Interculturality and entrepreneurship education: a virtuous cycle?
Introduction: Multinational companies are now looking for graduates with a wide range of skills that include awareness of other cultures and mastery of more than one language (Jones, 2013). According to Alred, Byram, and Fleming (2003) education should promote “a sense of interculturality, an intercultural competence” (p.6) through a process that is dynamic, interactive, and that transforms attitudes, skills and knowledge, allowing effective and appropriate communication and interaction across cultures (Freeman et al., 2009).
Objectives: A case study analysis was conducted with the objective of understanding the relevance of active learning methodology within an entrepreneurship education course in the development of students’ intercultural competences.

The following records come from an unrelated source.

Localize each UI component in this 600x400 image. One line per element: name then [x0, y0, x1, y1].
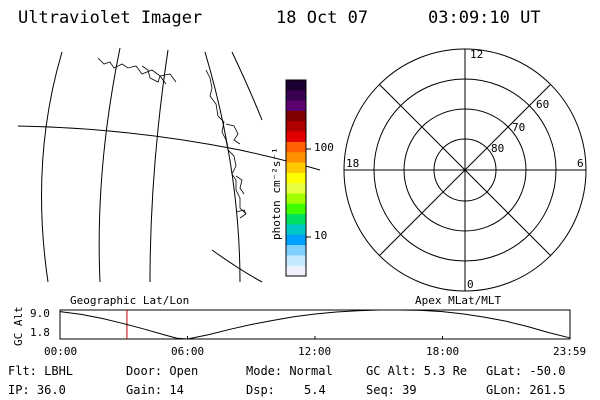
colorbar-cell [286, 80, 306, 91]
polar-diagonal [379, 84, 551, 256]
mlt-label-6: 6 [577, 157, 584, 170]
dsp-value: 5.4 [304, 383, 326, 397]
colorbar-cell [286, 234, 306, 246]
timeline-xtick-label: 18:00 [426, 345, 460, 358]
glon-info: GLon: 261.5 [486, 383, 566, 397]
ip-info: IP: 36.0 [8, 383, 66, 397]
timeline-xtick-label: 12:00 [298, 345, 332, 358]
colorbar-cell [286, 193, 306, 205]
lat-label-60: 60 [536, 98, 550, 111]
dsp-label: Dsp: [246, 383, 275, 397]
colorbar-cell [286, 245, 306, 256]
mlt-label-12: 12 [470, 48, 484, 61]
colorbar-cell [286, 255, 306, 267]
lat-label-70: 70 [512, 121, 526, 134]
seq-info: Seq: 39 [366, 383, 417, 397]
time-label: 03:09:10 UT [428, 8, 541, 28]
colorbar-cell [286, 162, 306, 174]
glat-info: GLat: -50.0 [486, 364, 566, 378]
timeline-xtick-label: 23:59 [553, 345, 587, 358]
colorbar-tick-label-10: 10 [314, 229, 328, 242]
colorbar-cell [286, 214, 306, 225]
longitude-arc [98, 47, 121, 283]
colorbar-cell [286, 90, 306, 102]
colorbar-tick-label-100: 100 [314, 141, 334, 154]
mlt-label-18: 18 [346, 157, 360, 170]
timeline-left-title: Geographic Lat/Lon [70, 294, 190, 307]
mode-info: Mode: Normal [246, 364, 333, 378]
date-label: 18 Oct 07 [276, 8, 369, 28]
longitude-arc [231, 51, 263, 121]
longitude-arc [211, 249, 263, 283]
coastline [97, 57, 247, 219]
filter-info: Flt: LBHL [8, 364, 74, 378]
longitude-arc [41, 51, 63, 283]
timeline-ytick-top: 9.0 [30, 307, 50, 320]
gc-alt-series [59, 309, 570, 340]
colorbar-cell [286, 172, 306, 184]
gain-info: Gain: 14 [126, 383, 184, 397]
colorbar-cell [286, 183, 306, 194]
door-info: Door: Open [126, 364, 199, 378]
longitude-arc [149, 49, 169, 283]
colorbar-cell [286, 110, 306, 122]
colorbar-cell [286, 141, 306, 153]
colorbar-cell [286, 203, 306, 215]
timeline-xtick-label: 06:00 [171, 345, 205, 358]
colorbar-cell [286, 152, 306, 164]
instrument-title: Ultraviolet Imager [18, 8, 203, 28]
timeline-xtick-label: 00:00 [44, 345, 78, 358]
colorbar-cell [286, 121, 306, 133]
colorbar-cell [286, 265, 306, 277]
gc-alt-info: GC Alt: 5.3 Re [366, 364, 468, 378]
longitude-arc [204, 51, 241, 283]
timeline-right-title: Apex MLat/MLT [415, 294, 502, 307]
colorbar-cell [286, 131, 306, 143]
colorbar-cell [286, 100, 306, 112]
timeline-ytick-bottom: 1.8 [30, 326, 50, 339]
lat-label-80: 80 [491, 142, 505, 155]
mlt-label-0: 0 [467, 278, 474, 291]
colorbar-cell [286, 224, 306, 236]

Methods: Given the exploratory nature of the study, we opted for the implementation of a qualitative study, based on semi-structured interviews to students enrolled in the Learning To Be program, in order to gather students' perspectives regarding participation in the program. A questionnaire was also implemented in order to understand which competences students considered to have been developed within the scope of that participation.
Results: The results showed that i) students evaluate the experimental learning methodology positively; ii) student’s intercultural competences have increased; iii) openness to work in multicultural context is higher.
Conclusions: The analysis of data suggests that students recognised the relevance of intercultural competences for their future professional career and have highlighted the appropriateness of the methodology used in the entrepreneurship education program for their development. Likewise, the students emphasized the impact of the program on intercultural and entrepreneurial communication skills that could contribute to increasing their employability.